# Aufbauthread Knolly Warden



## jumibrei (7. November 2014)

So Leute, seit einer Woche ist ja mein Warden fertig und ich habe den Aufbauthread versprochen und hier soll er auch sein.
Zuerst ein ganz herzliches Dankeschön an zwei Menschen die mir mit Rat und Tat zur Seite standen:

Stefan Hartrampf von tri-cycles. Er hat mich prima beraten bzgl. Rahmen und gab mir auch die Möglichkeit zweimal in Wiesbaden vorbei zu kommen und dort Räder anzuschauen und auch Probe zu sitzen. Selbst Probefahrt wäre möglich gewesen. Auch die Abholung des Rahmens hat prima geklappt außerhalb der offiziellen Öffnungszeit bei einem Laden um die Ecke.
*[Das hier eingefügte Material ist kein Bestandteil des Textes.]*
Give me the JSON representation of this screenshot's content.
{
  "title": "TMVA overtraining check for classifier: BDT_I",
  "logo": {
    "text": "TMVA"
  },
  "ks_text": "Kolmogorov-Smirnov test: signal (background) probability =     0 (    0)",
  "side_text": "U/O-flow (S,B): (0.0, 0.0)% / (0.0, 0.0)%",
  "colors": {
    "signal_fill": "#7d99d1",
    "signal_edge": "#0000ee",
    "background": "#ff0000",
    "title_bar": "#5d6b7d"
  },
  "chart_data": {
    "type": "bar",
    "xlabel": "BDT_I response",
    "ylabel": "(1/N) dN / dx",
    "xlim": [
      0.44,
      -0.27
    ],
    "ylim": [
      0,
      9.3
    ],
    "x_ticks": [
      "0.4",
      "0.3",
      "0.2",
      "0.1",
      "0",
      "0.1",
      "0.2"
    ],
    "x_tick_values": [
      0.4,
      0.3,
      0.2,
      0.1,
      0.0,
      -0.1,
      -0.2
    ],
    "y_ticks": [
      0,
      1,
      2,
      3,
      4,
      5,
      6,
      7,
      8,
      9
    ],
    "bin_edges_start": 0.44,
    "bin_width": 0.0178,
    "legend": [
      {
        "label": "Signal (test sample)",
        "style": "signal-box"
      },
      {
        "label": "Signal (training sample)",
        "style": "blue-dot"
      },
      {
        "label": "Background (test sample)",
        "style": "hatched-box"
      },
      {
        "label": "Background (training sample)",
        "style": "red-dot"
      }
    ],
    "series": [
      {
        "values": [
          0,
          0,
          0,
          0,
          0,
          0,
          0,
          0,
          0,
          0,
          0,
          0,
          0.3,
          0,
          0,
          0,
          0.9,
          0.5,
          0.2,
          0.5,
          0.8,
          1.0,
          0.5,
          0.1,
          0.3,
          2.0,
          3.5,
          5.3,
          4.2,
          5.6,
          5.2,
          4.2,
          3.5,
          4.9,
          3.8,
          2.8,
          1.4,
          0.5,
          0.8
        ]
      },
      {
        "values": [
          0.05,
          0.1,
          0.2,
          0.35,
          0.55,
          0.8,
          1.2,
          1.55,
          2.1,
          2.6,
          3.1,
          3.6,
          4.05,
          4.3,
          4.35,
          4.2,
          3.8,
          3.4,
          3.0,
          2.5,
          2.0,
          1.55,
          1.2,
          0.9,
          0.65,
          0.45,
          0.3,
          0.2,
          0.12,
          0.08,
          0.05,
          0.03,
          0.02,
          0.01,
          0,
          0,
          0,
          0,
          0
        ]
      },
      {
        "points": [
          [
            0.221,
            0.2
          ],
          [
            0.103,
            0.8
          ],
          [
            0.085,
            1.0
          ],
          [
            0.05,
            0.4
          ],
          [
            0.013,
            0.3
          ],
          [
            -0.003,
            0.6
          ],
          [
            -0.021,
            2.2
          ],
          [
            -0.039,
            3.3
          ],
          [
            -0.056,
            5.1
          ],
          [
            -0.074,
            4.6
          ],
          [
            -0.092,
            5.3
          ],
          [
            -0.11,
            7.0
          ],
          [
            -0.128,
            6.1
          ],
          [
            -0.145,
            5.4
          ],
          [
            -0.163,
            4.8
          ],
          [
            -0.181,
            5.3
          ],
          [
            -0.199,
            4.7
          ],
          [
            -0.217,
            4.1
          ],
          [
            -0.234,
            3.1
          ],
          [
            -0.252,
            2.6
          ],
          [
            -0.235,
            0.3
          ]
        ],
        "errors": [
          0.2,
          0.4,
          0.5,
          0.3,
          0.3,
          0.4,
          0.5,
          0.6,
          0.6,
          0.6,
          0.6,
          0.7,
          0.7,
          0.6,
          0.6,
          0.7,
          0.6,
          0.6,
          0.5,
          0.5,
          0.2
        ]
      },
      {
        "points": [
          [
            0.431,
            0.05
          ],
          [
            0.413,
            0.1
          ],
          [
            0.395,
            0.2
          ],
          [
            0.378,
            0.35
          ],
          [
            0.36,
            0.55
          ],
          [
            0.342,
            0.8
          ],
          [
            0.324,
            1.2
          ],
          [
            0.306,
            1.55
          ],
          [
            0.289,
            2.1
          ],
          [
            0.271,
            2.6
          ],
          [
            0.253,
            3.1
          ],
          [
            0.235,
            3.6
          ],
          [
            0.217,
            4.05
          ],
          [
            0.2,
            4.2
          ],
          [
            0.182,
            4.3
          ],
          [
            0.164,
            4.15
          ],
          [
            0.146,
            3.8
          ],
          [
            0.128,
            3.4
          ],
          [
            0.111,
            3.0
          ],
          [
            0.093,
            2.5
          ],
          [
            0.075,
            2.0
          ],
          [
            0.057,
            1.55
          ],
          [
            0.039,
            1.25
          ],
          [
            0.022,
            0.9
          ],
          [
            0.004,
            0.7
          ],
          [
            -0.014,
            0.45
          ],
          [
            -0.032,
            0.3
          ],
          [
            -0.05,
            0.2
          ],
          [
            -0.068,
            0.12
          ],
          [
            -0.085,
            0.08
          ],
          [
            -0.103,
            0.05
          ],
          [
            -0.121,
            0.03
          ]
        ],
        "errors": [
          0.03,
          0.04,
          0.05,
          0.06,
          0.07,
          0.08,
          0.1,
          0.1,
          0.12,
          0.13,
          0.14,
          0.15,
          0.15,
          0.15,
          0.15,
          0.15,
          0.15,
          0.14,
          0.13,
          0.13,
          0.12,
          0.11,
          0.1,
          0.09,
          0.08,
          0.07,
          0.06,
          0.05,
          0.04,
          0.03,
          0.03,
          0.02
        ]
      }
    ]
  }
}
Stijn Delagaye mit seinem Bike Shop cyclic in Tervuren/Belgien. Er ist selbst begeistertet Mountainbiker und schmeißt sein kleines aber feines Geschäft ganz alleine. Er hat mir viele Tipps zu den Parts gegeben und hat das Bike dann auch aufgebaut.

Also deshalb nochmals: Danke an Euch Zwei!!!


----------



## jumibrei (7. November 2014)

Part 1)
Als erstes habe ich den Rahmen mit Lackschutzfolie überzogen. Das habe ich mir bei Sasse82 abgeschaut. Ich habe auch die gleiche Folie von 3M (PU8591e transparent) verwendet. Ich habe fast zwei Folien 30x122 cm verbraucht. Danke Sasse82 für die Tipps! Und ja es dauert ewig und ist einfach eine unglaublich aufwändige Arbeit. Es ist alles überzogen, außer die Schweißnähte.
Für alle die das auch machen wollen hier noch ein paar Tipps:
- Kauft eine Art Seziermesser mit sehr scharfer spitzer Klinge damit Ihr auch in Ecken kommt
- Kauft einen Plastikschaber. Ich habe einen Catalyst Contour C-81 gekauft
- Besorgt Euch ein Microfaser Tuch um den Rahmen abzureiben um ihn damit Schmutz- und Fettfrei zu bekommen
Bekommen habe ich die ersten zwei Sachen in einem Geschäft für Künstlerbedarf. Das Microfasertuch ist vom Optiker.
Ein Detailfoto von der Folie habe ich jetzt nicht. Ich habe versucht da ein paar Fotos zu machen, aber mit der Handykamera sieht man das einfach nicht vernünftig. Bei Sasse82 kann man das an seinem Bike recht gut erkennen.


----------



## MTB-News.de




----------



## jumibrei (7. November 2014)

Part 2)
Teileliste:
- Laufräder: DT Swiss Spline 1700E Two 27,5"
- Reifen: Continental Trail King 2.2 27,5" vorne und hinten (wollte eigentlich Hutchinson Squale und Taipan, waren aber nicht zu bekommen)
- Gabel: Rock Shox Pike RCT3 Solo Air 150mm black 27,5"
- Dämpfer: FOX Float CTD
- Antrieb: SRAM X1 1x11 GXP, vorne 34 Zähne, 175mm Kurbeln
- Bremsen: Shimano XT
- Steuersatz: Cane Creek Forty
- Vorbau: Race Face Turbine 70mm
- Lenker: Race Face Turbine 3/4 Low Racer
- Griffe: Race Face Strafe Lock-On Grün
- Pedale: Race Face Atlas Grün
- Sattelstütze: Moveloc 140 (zzgl. Reduzierhülse)
- Sattelklemme: Tooloc 36,4mm (Der Lack ist so dick, dass die normale nicht passt. Mit der Lackschutzfolie ist das dann perfekt)
- Sattel: Ergon SME 3 (noch nicht auf den Fotos)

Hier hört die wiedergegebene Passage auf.